Finding a solution, even across party lines: A cross-party group of members of the Bundestag is now making a new attempt to introduce an opt-out regulation for organ donation.
In order to address the ongoing shortage of donor organs, in the future every person should potentially be considered as an organ donor after their death – unless they have expressly objected to this during their lifetime: MPs from the SPD, CDU, CSU, Greens, FDP and Left Party presented such a model in Berlin on Monday. In 2020, a similar initiative in the Bundestag failed.

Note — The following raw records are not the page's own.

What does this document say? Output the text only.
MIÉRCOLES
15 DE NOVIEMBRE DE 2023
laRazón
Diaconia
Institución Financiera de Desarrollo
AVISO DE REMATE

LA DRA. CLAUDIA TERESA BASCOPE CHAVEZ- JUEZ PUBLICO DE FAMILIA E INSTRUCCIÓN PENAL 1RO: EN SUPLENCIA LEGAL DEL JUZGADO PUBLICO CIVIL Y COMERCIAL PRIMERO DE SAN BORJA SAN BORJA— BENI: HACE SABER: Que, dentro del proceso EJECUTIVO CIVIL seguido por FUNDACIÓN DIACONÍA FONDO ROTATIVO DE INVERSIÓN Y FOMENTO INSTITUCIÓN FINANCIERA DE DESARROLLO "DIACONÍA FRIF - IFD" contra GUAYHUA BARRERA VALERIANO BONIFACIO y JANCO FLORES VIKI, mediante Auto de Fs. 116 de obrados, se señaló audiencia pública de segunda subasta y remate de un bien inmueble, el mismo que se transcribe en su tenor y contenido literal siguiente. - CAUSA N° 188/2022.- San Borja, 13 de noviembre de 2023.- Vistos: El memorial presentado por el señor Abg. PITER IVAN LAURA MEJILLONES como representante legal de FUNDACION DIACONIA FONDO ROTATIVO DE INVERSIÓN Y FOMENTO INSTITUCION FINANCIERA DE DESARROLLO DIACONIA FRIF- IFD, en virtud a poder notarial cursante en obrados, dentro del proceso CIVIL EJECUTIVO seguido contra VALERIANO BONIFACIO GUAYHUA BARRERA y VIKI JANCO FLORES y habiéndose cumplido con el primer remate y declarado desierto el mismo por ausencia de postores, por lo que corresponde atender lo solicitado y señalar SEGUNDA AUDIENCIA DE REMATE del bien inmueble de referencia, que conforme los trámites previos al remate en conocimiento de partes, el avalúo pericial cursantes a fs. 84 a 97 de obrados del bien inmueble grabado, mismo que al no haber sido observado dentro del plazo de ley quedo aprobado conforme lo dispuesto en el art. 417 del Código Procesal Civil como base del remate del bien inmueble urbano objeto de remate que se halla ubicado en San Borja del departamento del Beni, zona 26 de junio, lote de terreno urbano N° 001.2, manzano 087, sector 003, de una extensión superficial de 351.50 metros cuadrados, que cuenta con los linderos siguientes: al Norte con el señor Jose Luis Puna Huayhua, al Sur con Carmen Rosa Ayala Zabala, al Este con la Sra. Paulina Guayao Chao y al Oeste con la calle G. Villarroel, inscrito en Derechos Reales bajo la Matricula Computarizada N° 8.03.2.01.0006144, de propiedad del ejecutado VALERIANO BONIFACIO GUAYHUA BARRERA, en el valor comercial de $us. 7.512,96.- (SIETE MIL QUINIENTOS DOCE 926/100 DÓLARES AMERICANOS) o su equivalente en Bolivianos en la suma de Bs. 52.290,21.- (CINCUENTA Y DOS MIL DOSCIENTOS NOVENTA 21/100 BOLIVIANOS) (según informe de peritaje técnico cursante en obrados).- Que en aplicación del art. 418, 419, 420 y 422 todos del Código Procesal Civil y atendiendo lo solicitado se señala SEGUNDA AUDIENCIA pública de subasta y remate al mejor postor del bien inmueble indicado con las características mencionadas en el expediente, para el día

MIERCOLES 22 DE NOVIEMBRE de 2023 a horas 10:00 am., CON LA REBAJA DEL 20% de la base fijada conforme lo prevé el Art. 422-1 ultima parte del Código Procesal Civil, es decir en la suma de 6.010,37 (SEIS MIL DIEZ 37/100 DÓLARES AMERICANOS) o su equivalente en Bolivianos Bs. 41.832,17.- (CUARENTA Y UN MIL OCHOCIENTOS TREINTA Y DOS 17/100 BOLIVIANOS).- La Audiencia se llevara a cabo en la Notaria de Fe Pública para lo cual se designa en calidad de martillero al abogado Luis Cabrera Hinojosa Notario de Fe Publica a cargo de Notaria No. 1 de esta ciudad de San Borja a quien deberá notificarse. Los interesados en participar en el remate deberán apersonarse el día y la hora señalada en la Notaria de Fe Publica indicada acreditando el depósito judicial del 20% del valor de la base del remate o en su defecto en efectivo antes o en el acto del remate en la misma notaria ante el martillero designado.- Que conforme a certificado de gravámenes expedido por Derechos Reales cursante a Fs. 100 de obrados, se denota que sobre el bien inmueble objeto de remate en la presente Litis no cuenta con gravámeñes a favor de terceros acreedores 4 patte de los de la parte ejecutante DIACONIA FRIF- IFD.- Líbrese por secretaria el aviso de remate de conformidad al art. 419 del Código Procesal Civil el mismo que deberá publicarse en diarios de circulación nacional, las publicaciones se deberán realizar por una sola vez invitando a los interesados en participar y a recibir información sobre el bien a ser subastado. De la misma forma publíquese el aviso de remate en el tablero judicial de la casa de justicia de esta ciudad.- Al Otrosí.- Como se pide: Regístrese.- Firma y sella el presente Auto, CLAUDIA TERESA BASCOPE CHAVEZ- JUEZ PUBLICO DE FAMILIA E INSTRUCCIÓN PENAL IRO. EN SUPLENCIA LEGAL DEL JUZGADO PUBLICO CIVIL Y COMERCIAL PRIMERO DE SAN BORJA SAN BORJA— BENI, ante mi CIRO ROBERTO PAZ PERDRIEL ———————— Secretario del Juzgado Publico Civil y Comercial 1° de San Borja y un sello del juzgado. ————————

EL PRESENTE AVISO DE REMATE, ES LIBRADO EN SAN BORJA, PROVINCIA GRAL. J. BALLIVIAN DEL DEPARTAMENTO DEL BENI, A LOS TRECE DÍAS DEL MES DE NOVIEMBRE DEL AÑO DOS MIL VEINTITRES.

SPD health politician Sabine Dittmar pointed out that more than 8,000 sick people are on the waiting list for an organ donation – they often wait for years, many in vain. “Three people die on the waiting list every day,” said Dittmar. The number of transplants has stagnated for many years “at a low level.” A legally anchored opt-out rule would increase the number of donor organs – and could save many lives.

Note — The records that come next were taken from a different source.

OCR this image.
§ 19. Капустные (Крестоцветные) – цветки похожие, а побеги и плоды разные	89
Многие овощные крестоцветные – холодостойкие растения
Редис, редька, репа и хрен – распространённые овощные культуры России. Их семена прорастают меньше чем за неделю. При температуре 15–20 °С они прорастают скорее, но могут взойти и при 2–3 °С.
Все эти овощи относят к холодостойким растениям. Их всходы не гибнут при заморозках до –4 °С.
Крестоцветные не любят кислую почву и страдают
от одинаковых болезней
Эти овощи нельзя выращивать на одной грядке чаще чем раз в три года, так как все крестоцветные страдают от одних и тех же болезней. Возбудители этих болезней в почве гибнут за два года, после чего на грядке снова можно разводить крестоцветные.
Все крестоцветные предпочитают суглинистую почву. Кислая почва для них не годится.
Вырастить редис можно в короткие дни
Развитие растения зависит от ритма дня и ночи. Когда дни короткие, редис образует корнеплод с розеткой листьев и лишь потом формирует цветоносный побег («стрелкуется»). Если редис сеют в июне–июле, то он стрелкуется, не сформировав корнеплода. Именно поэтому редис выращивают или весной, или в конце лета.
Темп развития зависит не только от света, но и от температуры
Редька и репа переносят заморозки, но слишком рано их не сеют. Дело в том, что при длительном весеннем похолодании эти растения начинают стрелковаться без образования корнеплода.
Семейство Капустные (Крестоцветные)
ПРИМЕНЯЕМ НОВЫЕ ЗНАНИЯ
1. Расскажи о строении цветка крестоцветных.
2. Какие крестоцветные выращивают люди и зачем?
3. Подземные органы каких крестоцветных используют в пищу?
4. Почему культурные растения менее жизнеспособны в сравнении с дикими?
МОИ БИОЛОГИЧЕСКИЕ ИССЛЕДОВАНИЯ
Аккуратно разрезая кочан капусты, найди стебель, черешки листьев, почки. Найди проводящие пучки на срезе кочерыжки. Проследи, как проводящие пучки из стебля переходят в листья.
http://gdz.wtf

According to the current legal situation, only those who have explicitly consented to being organ donors during their lifetime can be organ donors. The Bundestag voted in favor of this so-called decision-making solution in 2020, but the more far-reaching opt-out solution did not find a majority at the time. However, the law passed as a result should provide incentives to increase the number of voluntary donors – for example by making it easier to access the organ donation register and by educating citizens when they visit the residents’ registration office.

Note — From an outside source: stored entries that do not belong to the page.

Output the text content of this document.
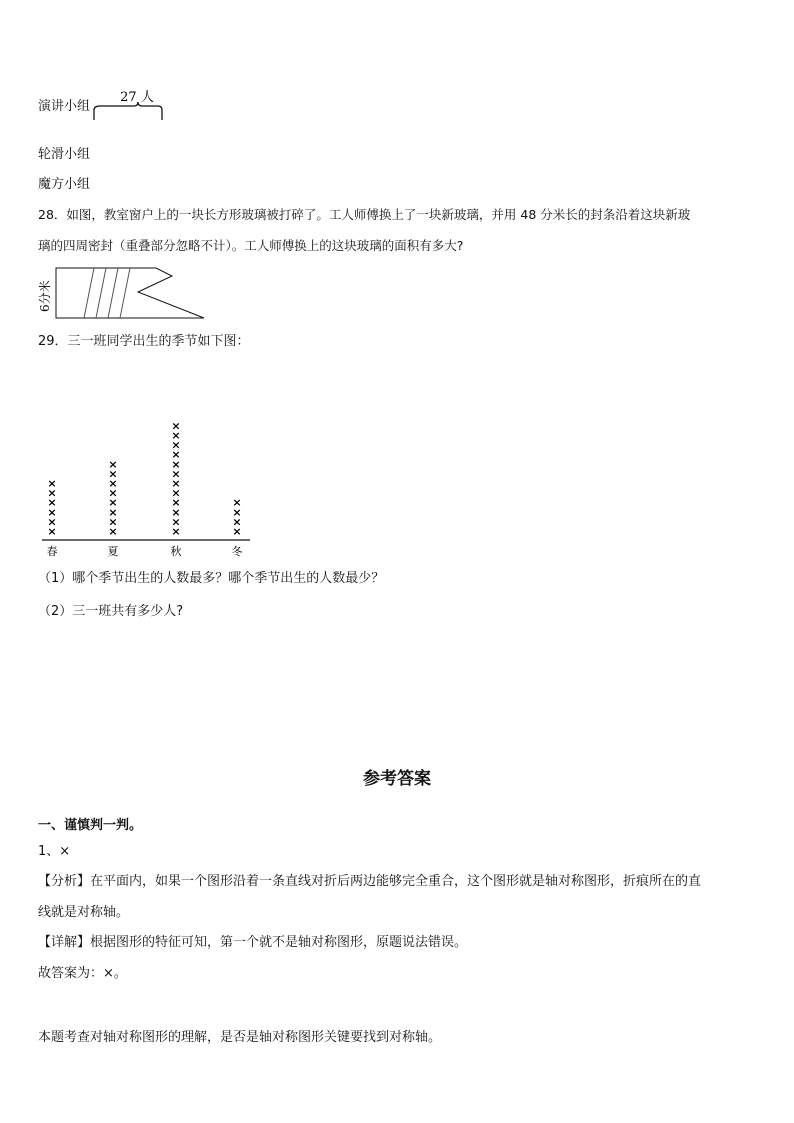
演讲小组
27 人
轮滑小组
魔方小组
28．如图，教室窗户上的一块长方形玻璃被打碎了。工人师傅换上了一块新玻璃，并用 48 分米长的封条沿着这块新玻
璃的四周密封（重叠部分忽略不计）。工人师傅换上的这块玻璃的面积有多大?
6分米
29．三一班同学出生的季节如下图：
×
×
×
×
×
×
春
×
×
×
×
×
×
×
×
夏
×
×
×
×
×
×
×
×
×
×
×
×
秋
×
×
×
×
冬
（1）哪个季节出生的人数最多？哪个季节出生的人数最少？
（2）三一班共有多少人?
参考答案
一、谨慎判一判。
1、×
【分析】在平面内，如果一个图形沿着一条直线对折后两边能够完全重合，这个图形就是轴对称图形，折痕所在的直
线就是对称轴。
【详解】根据图形的特征可知，第一个就不是轴对称图形，原题说法错误。
故答案为：×。
本题考查对轴对称图形的理解，是否是轴对称图形关键要找到对称轴。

However, these measures have not brought the desired success, said CDU MP Gitta Connemann when presenting the new model: “We see that these measures are not having the desired effect.”
Therefore, all those who do not want to donate organs must be required to “actively document their objection.” “This is a decision that can be expected of a responsible adult.”
Connemann pointed out the large discrepancy between the general willingness to donate organs and the number of organ donations actually carried out: “This is so despairing because we know from surveys that 84 percent of people in this country are positive about organ donation, but only a good 40 percent document this decision.”
The initiators of the proposal say they now want to initiate a legislative process in the Bundestag, which will ideally lead to a law being passed in spring 2025.
In a first step, all citizens aged 18 or over should be written to by the Federal Center for Health Education and informed about the new regulation. The change from the decision-making solution to the objection regulation should then take place in 2027 or 2028.